The target is rebooting every night and the reboot takes around 30s.
For some unknown reason all 24 smokeping_probers are not able to reach this target anymore after a reboot 14 days agon. They did not recover automatically. Only change to recover is to restart the smokeping_prober service.
on another smokeping_prober instance I did a tcpdump on the nexthop device and I noticed that there is not any icmp-request sent out by smokeping_prober to this specific target.

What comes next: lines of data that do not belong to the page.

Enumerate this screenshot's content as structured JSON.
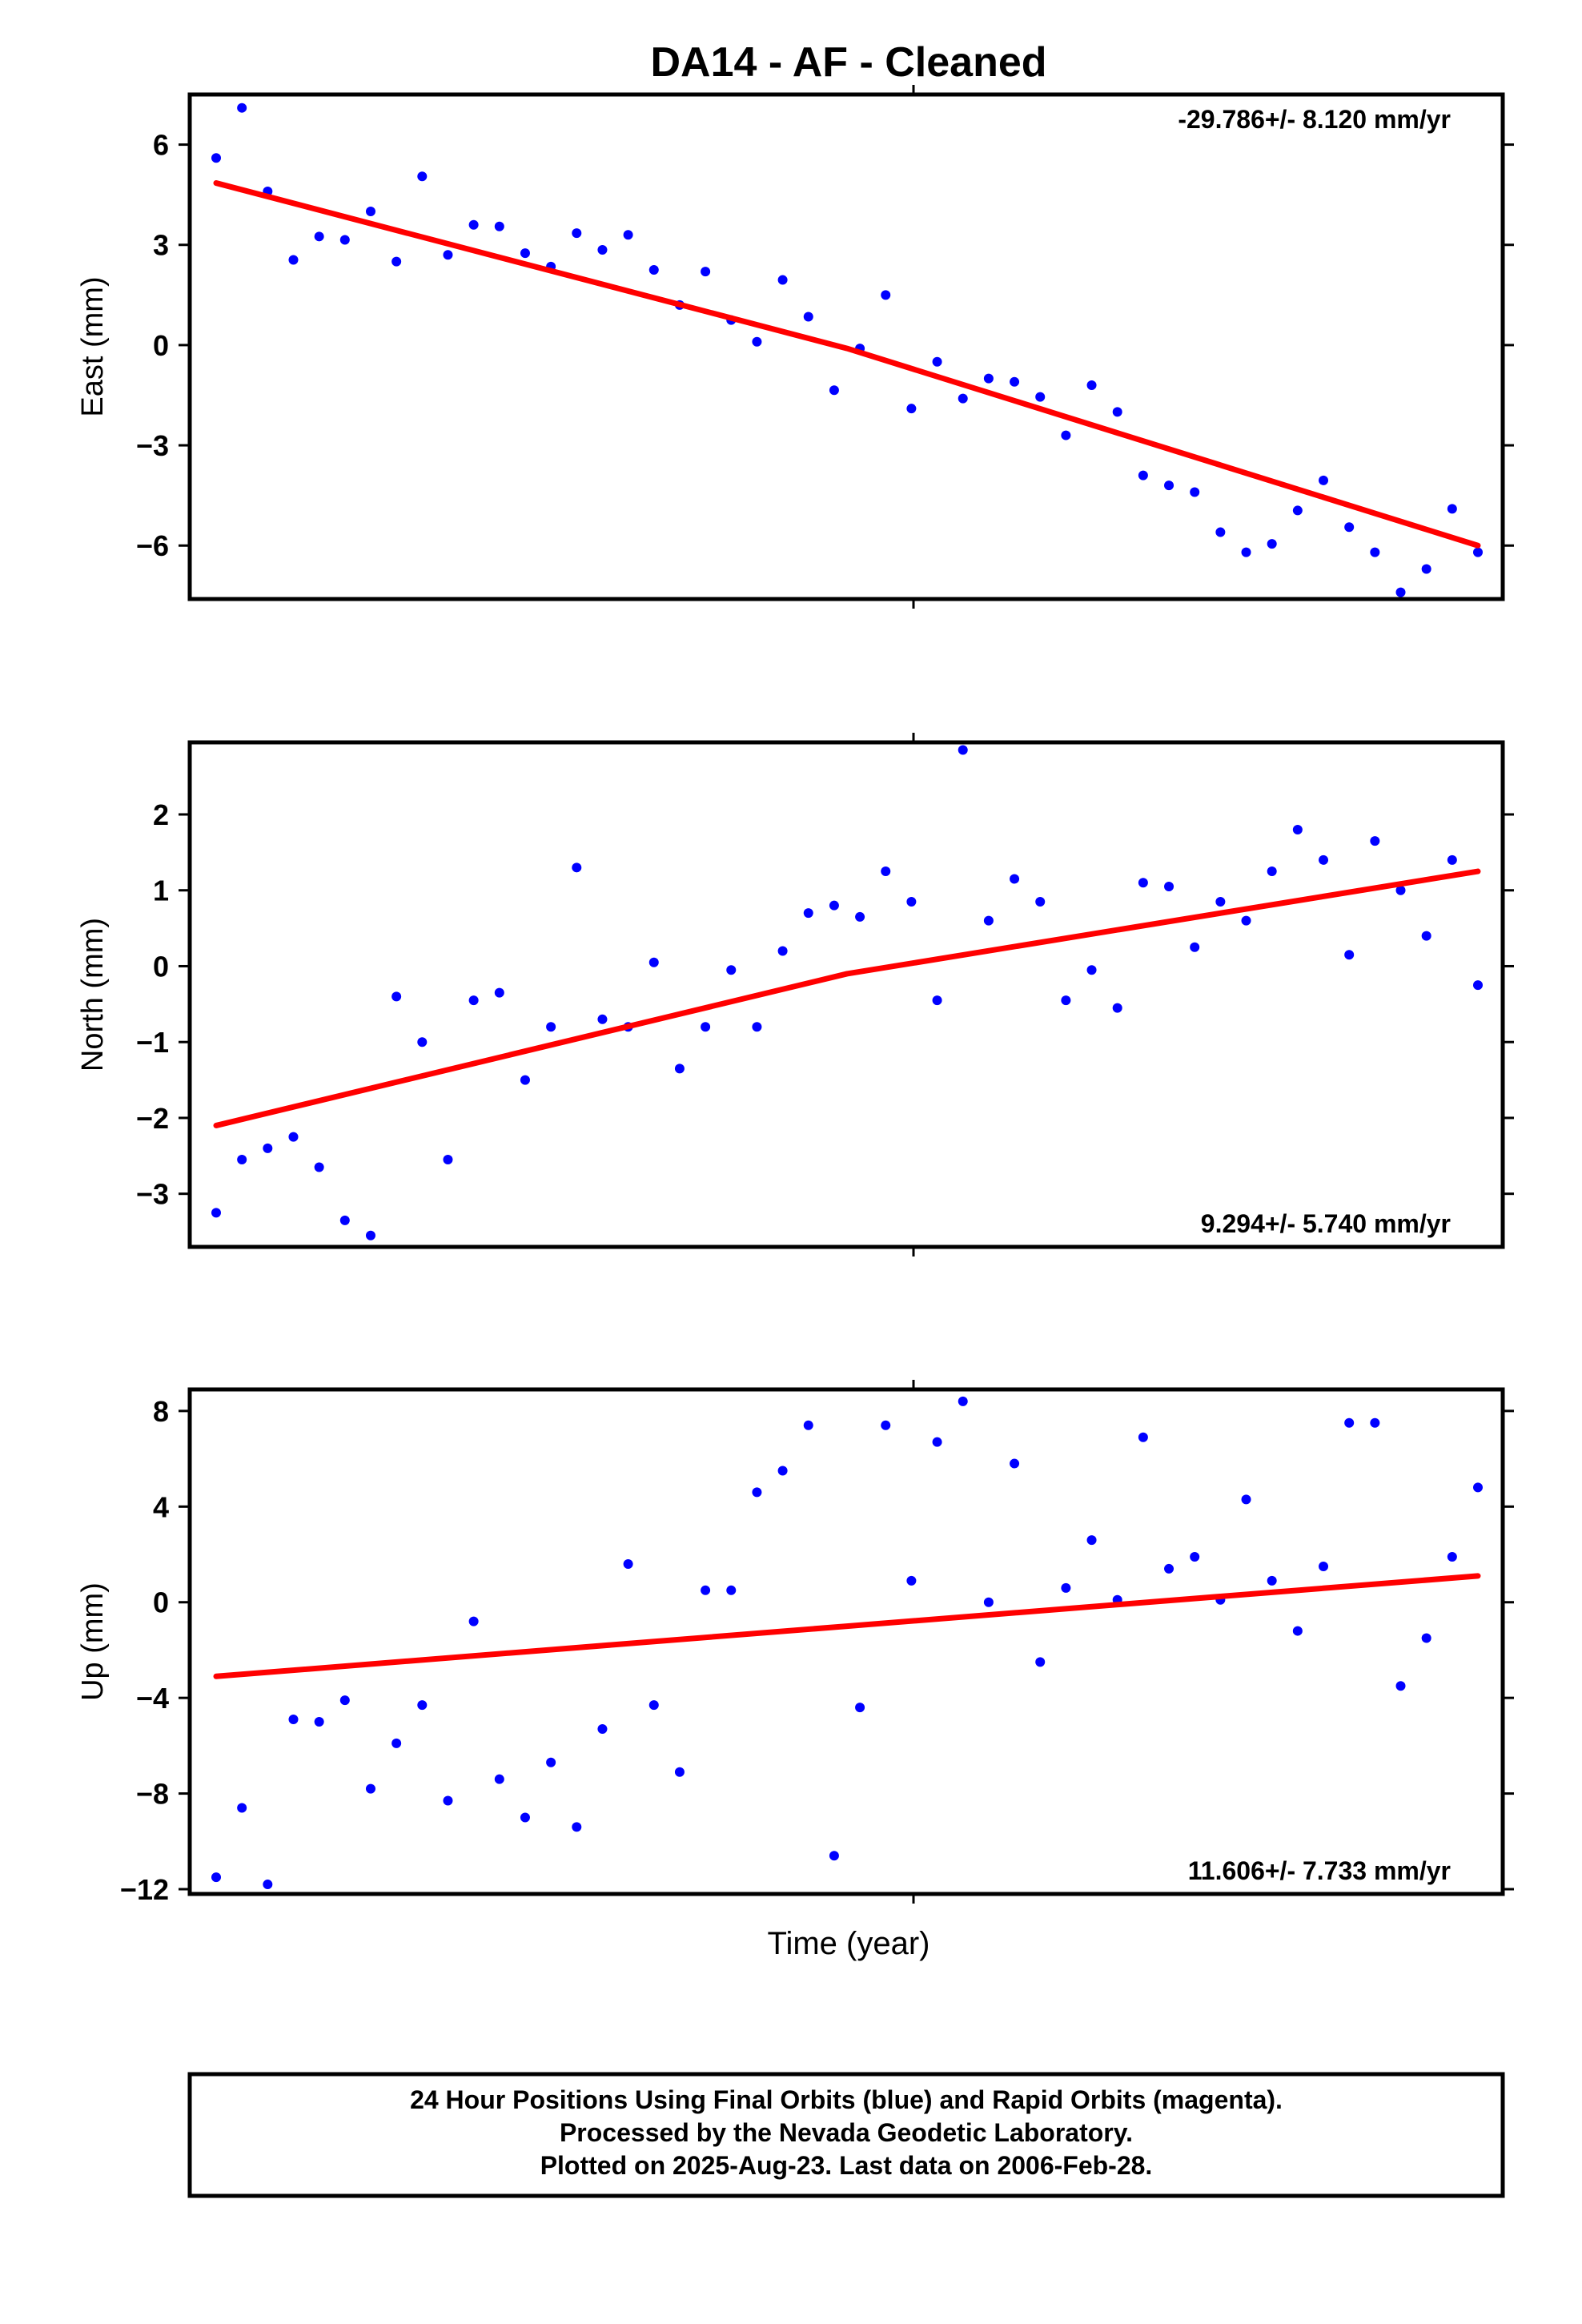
{
  "title": "DA14  - AF - Cleaned",
  "xlabel": "Time (year)",
  "footer": [
    "24 Hour Positions Using Final Orbits (blue) and Rapid Orbits (magenta).",
    "Processed by the Nevada Geodetic Laboratory.",
    "Plotted on 2025-Aug-23. Last data on 2006-Feb-28."
  ],
  "colors": {
    "points": "#0000ff",
    "fit": "#ff0000",
    "frame": "#000000"
  },
  "chart_data": [
    {
      "type": "scatter",
      "panel": "east",
      "ylabel": "East (mm)",
      "ylim": [
        -7.6,
        7.5
      ],
      "yticks": [
        6,
        3,
        0,
        -3,
        -6
      ],
      "ytick_labels": [
        "6",
        "3",
        "0",
        "−3",
        "−6"
      ],
      "rate_label": "-29.786+/- 8.120 mm/yr",
      "rate_position": "top-right",
      "x_index": [
        0,
        1,
        2,
        3,
        4,
        5,
        6,
        7,
        8,
        9,
        10,
        11,
        12,
        13,
        14,
        15,
        16,
        17,
        18,
        19,
        20,
        21,
        22,
        23,
        24,
        25,
        26,
        27,
        28,
        29,
        30,
        31,
        32,
        33,
        34,
        35,
        36,
        37,
        38,
        39,
        40,
        41,
        42,
        43,
        44,
        45,
        46,
        47,
        48,
        49
      ],
      "y": [
        5.6,
        7.1,
        4.6,
        2.55,
        3.25,
        3.15,
        4.0,
        2.5,
        5.05,
        2.7,
        3.6,
        3.55,
        2.75,
        2.35,
        3.35,
        2.85,
        3.3,
        2.25,
        1.2,
        2.2,
        0.75,
        0.1,
        1.95,
        0.85,
        -1.35,
        -0.1,
        1.5,
        -1.9,
        -0.5,
        -1.6,
        -1.0,
        -1.1,
        -1.55,
        -2.7,
        -1.2,
        -2.0,
        -3.9,
        -4.2,
        -4.4,
        -5.6,
        -6.2,
        -5.95,
        -4.95,
        -4.05,
        -5.45,
        -6.2,
        -7.4,
        -6.7,
        -4.9,
        -6.2
      ],
      "fit": {
        "x_index": [
          0,
          24.5,
          49
        ],
        "y": [
          4.85,
          -0.1,
          -6.0
        ]
      }
    },
    {
      "type": "scatter",
      "panel": "north",
      "ylabel": "North (mm)",
      "ylim": [
        -3.7,
        2.95
      ],
      "yticks": [
        2,
        1,
        0,
        -1,
        -2,
        -3
      ],
      "ytick_labels": [
        "2",
        "1",
        "0",
        "−1",
        "−2",
        "−3"
      ],
      "rate_label": "9.294+/- 5.740 mm/yr",
      "rate_position": "bottom-right",
      "x_index": [
        0,
        1,
        2,
        3,
        4,
        5,
        6,
        7,
        8,
        9,
        10,
        11,
        12,
        13,
        14,
        15,
        16,
        17,
        18,
        19,
        20,
        21,
        22,
        23,
        24,
        25,
        26,
        27,
        28,
        29,
        30,
        31,
        32,
        33,
        34,
        35,
        36,
        37,
        38,
        39,
        40,
        41,
        42,
        43,
        44,
        45,
        46,
        47,
        48,
        49
      ],
      "y": [
        -3.25,
        -2.55,
        -2.4,
        -2.25,
        -2.65,
        -3.35,
        -3.55,
        -0.4,
        -1.0,
        -2.55,
        -0.45,
        -0.35,
        -1.5,
        -0.8,
        1.3,
        -0.7,
        -0.8,
        0.05,
        -1.35,
        -0.8,
        -0.05,
        -0.8,
        0.2,
        0.7,
        0.8,
        0.65,
        1.25,
        0.85,
        -0.45,
        2.85,
        0.6,
        1.15,
        0.85,
        -0.45,
        -0.05,
        -0.55,
        1.1,
        1.05,
        0.25,
        0.85,
        0.6,
        1.25,
        1.8,
        1.4,
        0.15,
        1.65,
        1.0,
        0.4,
        1.4,
        -0.25
      ],
      "fit": {
        "x_index": [
          0,
          24.5,
          49
        ],
        "y": [
          -2.1,
          -0.1,
          1.25
        ]
      }
    },
    {
      "type": "scatter",
      "panel": "up",
      "ylabel": "Up (mm)",
      "ylim": [
        -12.2,
        8.9
      ],
      "yticks": [
        8,
        4,
        0,
        -4,
        -8,
        -12
      ],
      "ytick_labels": [
        "8",
        "4",
        "0",
        "−4",
        "−8",
        "−12"
      ],
      "rate_label": "11.606+/- 7.733 mm/yr",
      "rate_position": "bottom-right",
      "x_index": [
        0,
        1,
        2,
        3,
        4,
        5,
        6,
        7,
        8,
        9,
        10,
        11,
        12,
        13,
        14,
        15,
        16,
        17,
        18,
        19,
        20,
        21,
        22,
        23,
        24,
        25,
        26,
        27,
        28,
        29,
        30,
        31,
        32,
        33,
        34,
        35,
        36,
        37,
        38,
        39,
        40,
        41,
        42,
        43,
        44,
        45,
        46,
        47,
        48,
        49
      ],
      "y": [
        -11.5,
        -8.6,
        -11.8,
        -4.9,
        -5.0,
        -4.1,
        -7.8,
        -5.9,
        -4.3,
        -8.3,
        -0.8,
        -7.4,
        -9.0,
        -6.7,
        -9.4,
        -5.3,
        1.6,
        -4.3,
        -7.1,
        0.5,
        0.5,
        4.6,
        5.5,
        7.4,
        -10.6,
        -4.4,
        7.4,
        0.9,
        6.7,
        8.4,
        0.0,
        5.8,
        -2.5,
        0.6,
        2.6,
        0.1,
        6.9,
        1.4,
        1.9,
        0.1,
        4.3,
        0.9,
        -1.2,
        1.5,
        7.5,
        7.5,
        -3.5,
        -1.5,
        1.9,
        4.8
      ],
      "fit": {
        "x_index": [
          0,
          24.5,
          49
        ],
        "y": [
          -3.1,
          -1.0,
          1.1
        ]
      }
    }
  ]
}
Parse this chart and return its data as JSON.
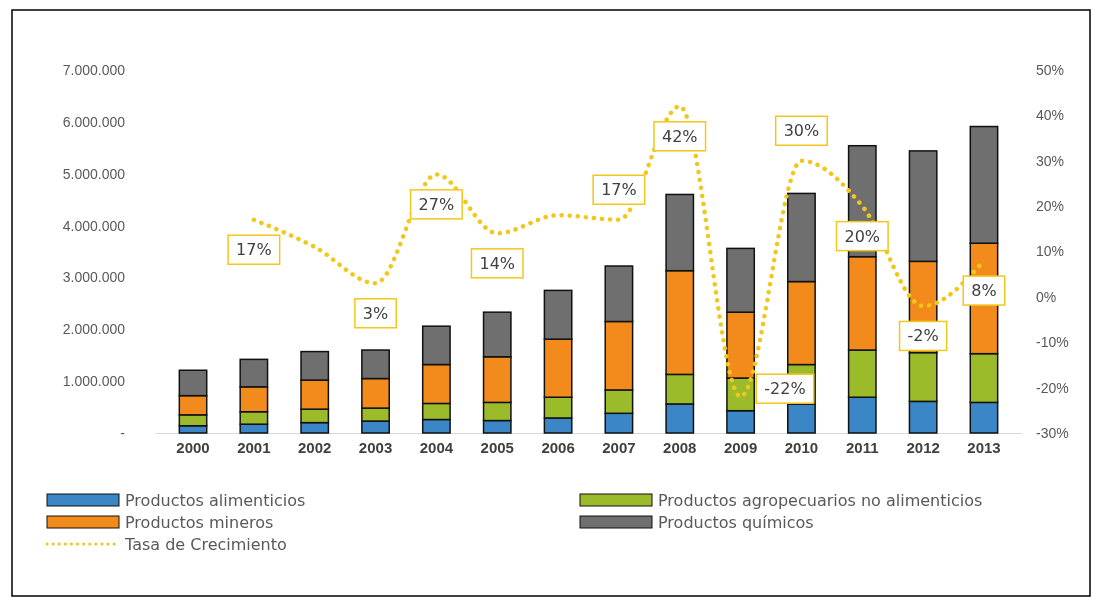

However the same smokeping_prober instance is sending pings to other targets successfully and this smokeping_prober instance (RedHat 8) ins answering icmp requests from other smokeping_prober instances.
TL;DR:
- 1 target is pingend by 24 smokeping_prober 0.8.1 imnstances on RHEL 8
- The target reboots once a day and is dow for around 30s
- 14 days ago all 24 instances can not reach this traget anymore. tcpdump confirms they do NOT send any ICMP requests anymore to only this specific target
- systemctl restart smokeping_prober.service recovers the instance and target can be reached.
Any ideas why and how to investigate why from some reason 1 target can not be reached anymore at the same time for 24 smokeping_prober instances?
PS:
Of course - running "ping" on the RHEL8 system where smokeping_prober is installed can ping the target. The issue is, smokeping_prober stopped sending out pings to this target for some reason.